Surtout, il est urgent (depuis plusieurs années cela dit) de réformer profondément le statut des attachés parlementaire, ou plutôt d'un créer un. Dans ce cadre, le député Molko propose de créer des "cabinets parlementaires" avec une composition imposée pour répondre aux différentes missions: aide juridique, conseil politique, gestion administrative et logistique, communication et relation aux citoyens. La partie juridique serait obligatoirement assurée par une personne qualifiée en droit et l'identité des autres collaborateurs publiée avec leurs missions.

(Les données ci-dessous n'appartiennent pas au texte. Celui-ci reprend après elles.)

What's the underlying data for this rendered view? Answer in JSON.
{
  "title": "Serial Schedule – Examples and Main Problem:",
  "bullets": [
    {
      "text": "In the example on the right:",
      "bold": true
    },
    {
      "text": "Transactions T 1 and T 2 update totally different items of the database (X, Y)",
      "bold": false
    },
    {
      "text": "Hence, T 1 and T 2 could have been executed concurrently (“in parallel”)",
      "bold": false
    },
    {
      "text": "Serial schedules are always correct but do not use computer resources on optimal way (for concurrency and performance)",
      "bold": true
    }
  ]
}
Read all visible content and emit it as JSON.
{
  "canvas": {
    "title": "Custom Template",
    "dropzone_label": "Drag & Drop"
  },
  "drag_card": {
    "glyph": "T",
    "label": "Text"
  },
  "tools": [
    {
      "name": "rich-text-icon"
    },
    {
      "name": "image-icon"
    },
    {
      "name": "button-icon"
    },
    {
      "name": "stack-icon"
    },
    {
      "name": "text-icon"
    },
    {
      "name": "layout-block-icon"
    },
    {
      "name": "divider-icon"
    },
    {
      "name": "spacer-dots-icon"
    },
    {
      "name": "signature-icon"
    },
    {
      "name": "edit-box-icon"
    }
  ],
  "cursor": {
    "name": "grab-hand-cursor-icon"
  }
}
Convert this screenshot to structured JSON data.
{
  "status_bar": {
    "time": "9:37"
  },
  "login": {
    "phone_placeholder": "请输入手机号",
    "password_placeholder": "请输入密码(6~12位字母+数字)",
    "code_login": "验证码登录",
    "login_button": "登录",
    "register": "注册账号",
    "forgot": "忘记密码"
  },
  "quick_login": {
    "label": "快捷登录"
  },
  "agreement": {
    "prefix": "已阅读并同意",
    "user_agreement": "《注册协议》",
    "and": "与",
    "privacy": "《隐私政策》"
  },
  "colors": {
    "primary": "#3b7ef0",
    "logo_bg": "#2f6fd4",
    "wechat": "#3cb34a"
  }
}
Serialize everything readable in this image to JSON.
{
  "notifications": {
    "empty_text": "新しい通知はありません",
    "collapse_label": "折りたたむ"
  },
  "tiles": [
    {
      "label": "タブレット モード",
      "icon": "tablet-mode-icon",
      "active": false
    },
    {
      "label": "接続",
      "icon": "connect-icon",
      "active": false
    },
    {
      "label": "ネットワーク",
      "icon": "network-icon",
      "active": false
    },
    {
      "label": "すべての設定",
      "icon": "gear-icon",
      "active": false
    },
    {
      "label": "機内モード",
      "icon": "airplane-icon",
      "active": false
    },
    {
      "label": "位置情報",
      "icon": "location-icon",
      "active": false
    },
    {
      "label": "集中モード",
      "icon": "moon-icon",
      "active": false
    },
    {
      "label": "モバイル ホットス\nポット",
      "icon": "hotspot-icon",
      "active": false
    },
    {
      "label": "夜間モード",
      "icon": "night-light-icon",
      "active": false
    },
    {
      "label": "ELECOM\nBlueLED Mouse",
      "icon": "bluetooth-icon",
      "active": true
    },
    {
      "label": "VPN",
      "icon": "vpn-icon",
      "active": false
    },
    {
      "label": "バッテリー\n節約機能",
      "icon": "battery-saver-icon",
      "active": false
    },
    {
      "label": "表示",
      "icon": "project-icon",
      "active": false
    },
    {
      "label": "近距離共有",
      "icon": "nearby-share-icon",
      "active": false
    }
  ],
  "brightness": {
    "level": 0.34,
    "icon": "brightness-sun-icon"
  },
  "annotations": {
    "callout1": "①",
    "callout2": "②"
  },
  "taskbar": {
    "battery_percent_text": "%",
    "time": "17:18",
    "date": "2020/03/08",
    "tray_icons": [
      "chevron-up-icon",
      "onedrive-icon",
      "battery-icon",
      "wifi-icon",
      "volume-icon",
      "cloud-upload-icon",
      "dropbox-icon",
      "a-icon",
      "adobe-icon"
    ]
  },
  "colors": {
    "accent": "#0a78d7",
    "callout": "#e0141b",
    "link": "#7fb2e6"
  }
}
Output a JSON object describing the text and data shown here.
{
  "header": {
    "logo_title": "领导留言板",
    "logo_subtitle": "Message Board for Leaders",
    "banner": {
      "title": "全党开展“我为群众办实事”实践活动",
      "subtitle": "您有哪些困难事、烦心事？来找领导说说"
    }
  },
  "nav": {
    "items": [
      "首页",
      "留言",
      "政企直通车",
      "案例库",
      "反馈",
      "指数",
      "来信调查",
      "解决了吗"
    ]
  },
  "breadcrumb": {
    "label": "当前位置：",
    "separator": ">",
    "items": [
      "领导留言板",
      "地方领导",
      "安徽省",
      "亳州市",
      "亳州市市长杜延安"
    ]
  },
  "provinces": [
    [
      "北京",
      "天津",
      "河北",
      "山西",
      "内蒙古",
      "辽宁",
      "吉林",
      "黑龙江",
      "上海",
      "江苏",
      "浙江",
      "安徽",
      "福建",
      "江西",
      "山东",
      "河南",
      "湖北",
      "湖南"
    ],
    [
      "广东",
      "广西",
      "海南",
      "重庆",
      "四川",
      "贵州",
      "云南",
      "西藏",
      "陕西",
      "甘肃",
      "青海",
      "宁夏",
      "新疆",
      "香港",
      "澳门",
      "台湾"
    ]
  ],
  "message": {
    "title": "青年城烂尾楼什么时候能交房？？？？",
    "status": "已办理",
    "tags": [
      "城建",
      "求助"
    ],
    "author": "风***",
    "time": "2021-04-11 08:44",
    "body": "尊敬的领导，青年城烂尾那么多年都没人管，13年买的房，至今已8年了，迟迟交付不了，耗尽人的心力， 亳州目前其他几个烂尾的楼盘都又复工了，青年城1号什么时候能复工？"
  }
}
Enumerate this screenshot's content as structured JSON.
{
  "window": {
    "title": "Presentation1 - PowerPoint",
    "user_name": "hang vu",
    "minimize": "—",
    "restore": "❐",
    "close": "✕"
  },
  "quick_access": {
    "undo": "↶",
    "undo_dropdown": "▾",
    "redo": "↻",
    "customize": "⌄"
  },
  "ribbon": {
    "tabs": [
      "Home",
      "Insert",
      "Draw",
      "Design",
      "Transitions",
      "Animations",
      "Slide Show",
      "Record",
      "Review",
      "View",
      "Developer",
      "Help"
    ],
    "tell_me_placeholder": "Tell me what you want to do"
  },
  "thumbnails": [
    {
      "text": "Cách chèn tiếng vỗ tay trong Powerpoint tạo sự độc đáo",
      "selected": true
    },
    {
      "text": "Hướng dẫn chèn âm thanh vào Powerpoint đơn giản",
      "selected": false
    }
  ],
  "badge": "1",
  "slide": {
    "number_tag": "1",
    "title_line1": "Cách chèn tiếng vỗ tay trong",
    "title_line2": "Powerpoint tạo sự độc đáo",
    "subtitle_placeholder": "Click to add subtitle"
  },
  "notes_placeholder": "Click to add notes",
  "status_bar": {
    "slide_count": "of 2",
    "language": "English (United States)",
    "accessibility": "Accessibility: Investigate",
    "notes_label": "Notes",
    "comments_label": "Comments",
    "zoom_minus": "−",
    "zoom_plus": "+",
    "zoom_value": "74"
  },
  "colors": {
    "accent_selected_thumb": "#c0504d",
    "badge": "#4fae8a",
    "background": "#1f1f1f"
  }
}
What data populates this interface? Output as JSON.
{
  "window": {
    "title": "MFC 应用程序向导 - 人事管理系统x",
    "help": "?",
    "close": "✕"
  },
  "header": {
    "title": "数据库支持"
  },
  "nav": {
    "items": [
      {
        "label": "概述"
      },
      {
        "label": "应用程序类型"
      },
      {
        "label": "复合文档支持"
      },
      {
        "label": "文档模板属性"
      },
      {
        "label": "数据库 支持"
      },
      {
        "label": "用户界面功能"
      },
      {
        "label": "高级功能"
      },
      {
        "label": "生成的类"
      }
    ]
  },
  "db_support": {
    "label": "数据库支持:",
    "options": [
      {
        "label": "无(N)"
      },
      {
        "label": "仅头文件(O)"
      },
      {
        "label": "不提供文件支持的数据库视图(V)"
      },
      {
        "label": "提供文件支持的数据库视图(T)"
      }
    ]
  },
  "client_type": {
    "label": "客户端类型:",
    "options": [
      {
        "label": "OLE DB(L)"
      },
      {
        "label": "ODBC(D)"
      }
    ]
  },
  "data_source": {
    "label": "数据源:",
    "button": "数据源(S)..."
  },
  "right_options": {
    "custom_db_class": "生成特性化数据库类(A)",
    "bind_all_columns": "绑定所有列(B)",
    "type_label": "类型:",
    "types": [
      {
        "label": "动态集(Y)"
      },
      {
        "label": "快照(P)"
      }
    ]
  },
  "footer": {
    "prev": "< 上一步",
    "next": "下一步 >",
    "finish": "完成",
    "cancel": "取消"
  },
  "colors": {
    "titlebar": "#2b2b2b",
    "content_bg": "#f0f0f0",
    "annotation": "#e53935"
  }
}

Et surtout, ils ne seraient pas embauchés par le parlementaire mais par le Parlement, détachés auprès de l'élu (n'est-ce pas Ségolène ?).
Sinon, sur la responsabilité financière, on soumet les élus et responsables des partis politiques en charge de ces questions au même statut que les fonctionnaires régisseurs, c'est à dire avec une responsabilité financière personnelle. Et hop, ils vont vite se calmer sur les malversations et la fameuse hypocrisie "oui, j'ai triché, mais y'avait pas d'enrichissement personnel".